Peter was born in 1937 into a prosperous Jewish family who lived near Vienna and counted Sigmund Freud and several great musicians among their friends. As war loomed, his parents moved to Prague before fleeing to England in 1939. While at Grammar School, Layton met artist David Hockney, and years later attended Bradford Art College and then London's Central School of Art and Design, specialising in ceramics. On graduating, he was offered a teaching job in Iowa University's ceramics department, where Harvey Littleton and a number of other potters were pioneering the use of hot glass techniques. In 1966, Peter participated in one of their first experimental workshops and was bewitched by the immediacy and spontaneity of the medium.

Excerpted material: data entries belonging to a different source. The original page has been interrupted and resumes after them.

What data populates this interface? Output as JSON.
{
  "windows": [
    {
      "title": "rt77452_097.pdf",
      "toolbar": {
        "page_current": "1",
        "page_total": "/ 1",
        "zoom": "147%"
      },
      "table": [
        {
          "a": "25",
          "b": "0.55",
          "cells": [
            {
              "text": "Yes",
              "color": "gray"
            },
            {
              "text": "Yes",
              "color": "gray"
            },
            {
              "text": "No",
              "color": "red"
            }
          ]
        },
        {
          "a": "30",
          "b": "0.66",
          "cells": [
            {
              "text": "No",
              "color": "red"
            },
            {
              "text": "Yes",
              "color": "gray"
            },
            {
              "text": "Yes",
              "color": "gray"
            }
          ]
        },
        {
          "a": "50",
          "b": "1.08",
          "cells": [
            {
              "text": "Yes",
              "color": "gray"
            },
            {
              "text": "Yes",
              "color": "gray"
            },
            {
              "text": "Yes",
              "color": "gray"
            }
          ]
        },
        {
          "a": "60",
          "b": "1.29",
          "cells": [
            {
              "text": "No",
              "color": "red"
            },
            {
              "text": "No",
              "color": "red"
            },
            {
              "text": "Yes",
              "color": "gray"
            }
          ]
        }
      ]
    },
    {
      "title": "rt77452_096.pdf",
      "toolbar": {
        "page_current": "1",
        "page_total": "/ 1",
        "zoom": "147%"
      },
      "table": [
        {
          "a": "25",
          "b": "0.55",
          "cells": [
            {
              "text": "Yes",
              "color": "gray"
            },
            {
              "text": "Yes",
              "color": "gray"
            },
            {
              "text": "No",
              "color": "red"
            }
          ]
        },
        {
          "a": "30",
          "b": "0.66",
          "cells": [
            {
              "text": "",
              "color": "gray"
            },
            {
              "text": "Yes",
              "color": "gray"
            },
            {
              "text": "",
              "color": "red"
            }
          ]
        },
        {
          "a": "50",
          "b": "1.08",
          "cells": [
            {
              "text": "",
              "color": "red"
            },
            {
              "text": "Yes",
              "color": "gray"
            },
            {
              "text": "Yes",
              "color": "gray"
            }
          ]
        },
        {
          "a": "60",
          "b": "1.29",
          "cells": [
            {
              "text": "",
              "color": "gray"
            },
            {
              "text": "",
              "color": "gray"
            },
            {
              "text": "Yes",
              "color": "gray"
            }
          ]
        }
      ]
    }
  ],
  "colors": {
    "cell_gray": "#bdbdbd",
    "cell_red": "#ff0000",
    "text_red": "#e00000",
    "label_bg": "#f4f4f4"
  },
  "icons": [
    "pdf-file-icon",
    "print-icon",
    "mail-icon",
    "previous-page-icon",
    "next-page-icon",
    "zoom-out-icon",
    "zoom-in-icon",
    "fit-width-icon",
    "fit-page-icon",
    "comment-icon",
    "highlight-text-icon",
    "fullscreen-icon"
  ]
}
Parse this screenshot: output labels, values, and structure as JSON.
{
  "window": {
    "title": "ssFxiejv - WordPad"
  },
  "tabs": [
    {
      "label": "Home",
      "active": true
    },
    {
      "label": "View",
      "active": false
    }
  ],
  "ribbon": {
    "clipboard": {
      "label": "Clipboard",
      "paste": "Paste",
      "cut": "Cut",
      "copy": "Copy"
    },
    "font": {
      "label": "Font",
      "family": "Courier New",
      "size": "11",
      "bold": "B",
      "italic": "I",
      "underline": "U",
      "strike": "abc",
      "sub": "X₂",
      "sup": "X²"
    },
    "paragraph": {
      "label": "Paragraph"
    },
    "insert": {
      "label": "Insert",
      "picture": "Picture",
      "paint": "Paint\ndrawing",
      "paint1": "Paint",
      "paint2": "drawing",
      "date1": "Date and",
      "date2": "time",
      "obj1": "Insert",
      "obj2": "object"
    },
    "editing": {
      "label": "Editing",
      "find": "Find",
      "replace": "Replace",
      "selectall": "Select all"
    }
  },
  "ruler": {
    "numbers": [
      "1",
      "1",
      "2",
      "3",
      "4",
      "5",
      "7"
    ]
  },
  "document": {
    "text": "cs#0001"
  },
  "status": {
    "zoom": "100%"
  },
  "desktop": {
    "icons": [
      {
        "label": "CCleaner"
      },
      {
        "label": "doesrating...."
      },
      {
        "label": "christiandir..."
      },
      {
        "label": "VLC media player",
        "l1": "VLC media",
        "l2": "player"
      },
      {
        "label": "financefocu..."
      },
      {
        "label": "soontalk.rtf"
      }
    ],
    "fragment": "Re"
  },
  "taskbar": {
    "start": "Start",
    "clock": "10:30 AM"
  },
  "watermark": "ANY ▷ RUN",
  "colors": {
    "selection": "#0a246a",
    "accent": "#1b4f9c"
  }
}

Since returning to Britain, Peter has been a vigorous proponent of glassblowing as an artform. In 1969, he helped Sam Herman build the first furnace at the Glasshouse in Covent Garden and he subsequently established his own small glass studio at Morar in the Highlands of Scotland, a Glass Department at Hornsey College of Art (Middlesex University) and, in 1976, the London Glassblowing Workshop in an old towage works on the Thames at Rotherhithe. In 1995, the studio moved to the Leathermarket at London Bridge and, in 2009, the London Glassblowing studio and gallery moved to more suitable premises on Bermondsey Street.
Peter received an honorary Doctorate of Letters from the University of Bradford, has become an Honorary Liveryman of the Worshipful Company of Glass Sellers, an Honorary life member of the Contemporary Glass Society and also been given the Freedom of the City of London.
Glass is extraordinarily seductive. Every piece is an adventure and you never know exactly what you have created until you open the kiln and see how a piece has turned out. I love that moment of surprise.